February 7, 2010, 7:00 pm
A fascinating history blog named Georgian London provides an intimate view of daily life 18th century London.
“History News Network” says: “From London’s 18th century rookeries, to being a dwarf in 18th century England, to Jeremy Bentham and the birth of a surveillance society, to what it was like to have gout, to bizarre birth stories from Gentleman’s Magazine, Georgian London informs, instructs, and entertains us on ordinary life in 18th century London, emphasizing especially the artisan and immigrant populations of the city. This is fascinating socal history presented in blog formk and is a terrific younger entrant into the burgeoning history blog scene.”

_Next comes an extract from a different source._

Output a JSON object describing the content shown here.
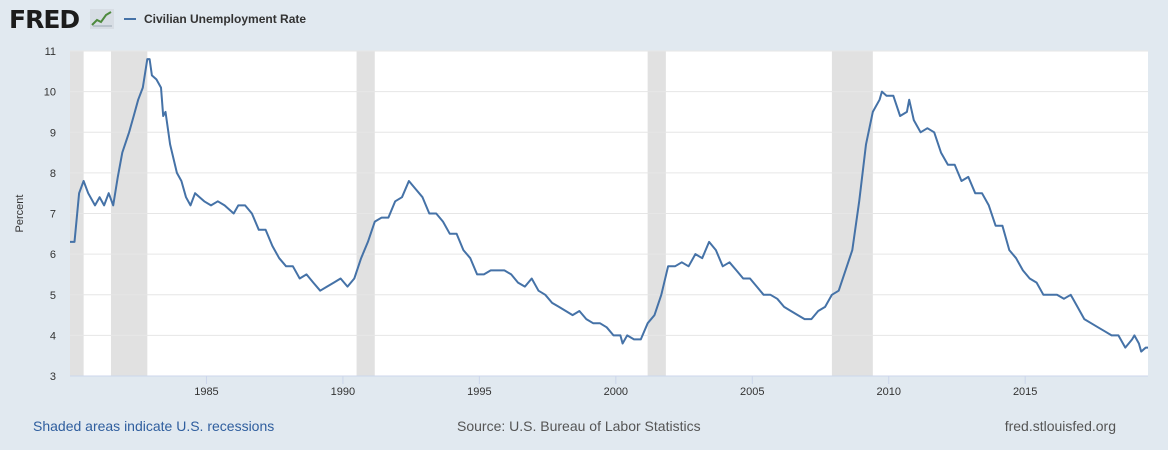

The blog has been voted “History Website of 2009″ by the online readers of History Today magazine, and contains links to other online history blogs, such as Victorian London. Georgian London may be found at http://www.georgianlondon.com/ .
February 7, 2010, 6:44 pm
Portrait miniature enthusiasts are used to hearing about Charles Willson Peale as one of the early premier miniaturists in the United States, whose miniatures can fetch hundreds of thousands of dollars at auction. Another facet of the man is revealed in this children’s book, called The Mystery of The Mammoth Bones, by James Gilbin, based on true-life events in Peale’s life. A review from “Publisher’s Weekly” summarizes the story:
“With the pacing of an ace detective, Giblin unveils the painstaking steps in artist and naturalist Charles Willson Peale’s 1801 discovery of mammoth bones. Through a third-person narration of Peale’s experience, Giblin establishes these fossils’ revolutionary importance to science, technology and social history, beginning with Peale’s exploratory digs, his assemblage of the first skeleton and its subsequent exhibition and controversy. Structuring the text in this way allows Giblin to deftly paint a turn-of-the-19th-century world and to demonstrate how this finding shook prevailing scientific and religious beliefs and contributed to current theories of evolution and extinction. Readers will devour the details that contrast Peale’s time to today, such as the harrowing journey from Philadelphia to upstate New York (it took a day and a half just to get from Philadelphia to New York City, before sailing up the Hudson River in the days before steam power), a trip that today takes three hours, and President Thomas Jefferson’s personal interest in and professional support of the excavation. Unfortunately, some details lack context, such as the original $200 pricetag of the bones without mention of what that sum could buy. After wrapping up this gripping mystery and its legacy, profusely illustrated with photographs of the mammoths and Peale’s own sketches, Giblin concludes with a brief biography of the Renaissance man Peale and a summary of theories on mammoths and mastodons. Fans of all things dinosaur will find much to explore here, and readers may well be infected with Peale’s pioneering spirit. Ages 8-12.”

February 7, 2010, 2:04 pm
Don Shelton, a miniatures collector who maintains the blog “Artists and Ancestors” (www.portrait-miniature.blogspot.com), is featured in an article in today’s Sunday Observer in London. The article, entitled “Founders of British Obstetrics Were ‘Callous Murderers,’” recounts some of the subversive information Shelton uncovered when researching the sitter Anthony Carlisle in a miniature he owns, painted by Henry Bone. The link to the article is below.
http://www.guardian.co.uk/uk/2010/feb/07/british-obstetrics-founders-murders-claim
As an addendum, the article has provoked a flurry of interest: New Zealand national radio interviewed him this morning, BBC UK and BBC Scotland are interviewing him live tonight, and a UK producer wants to talk to him about a TV documentary.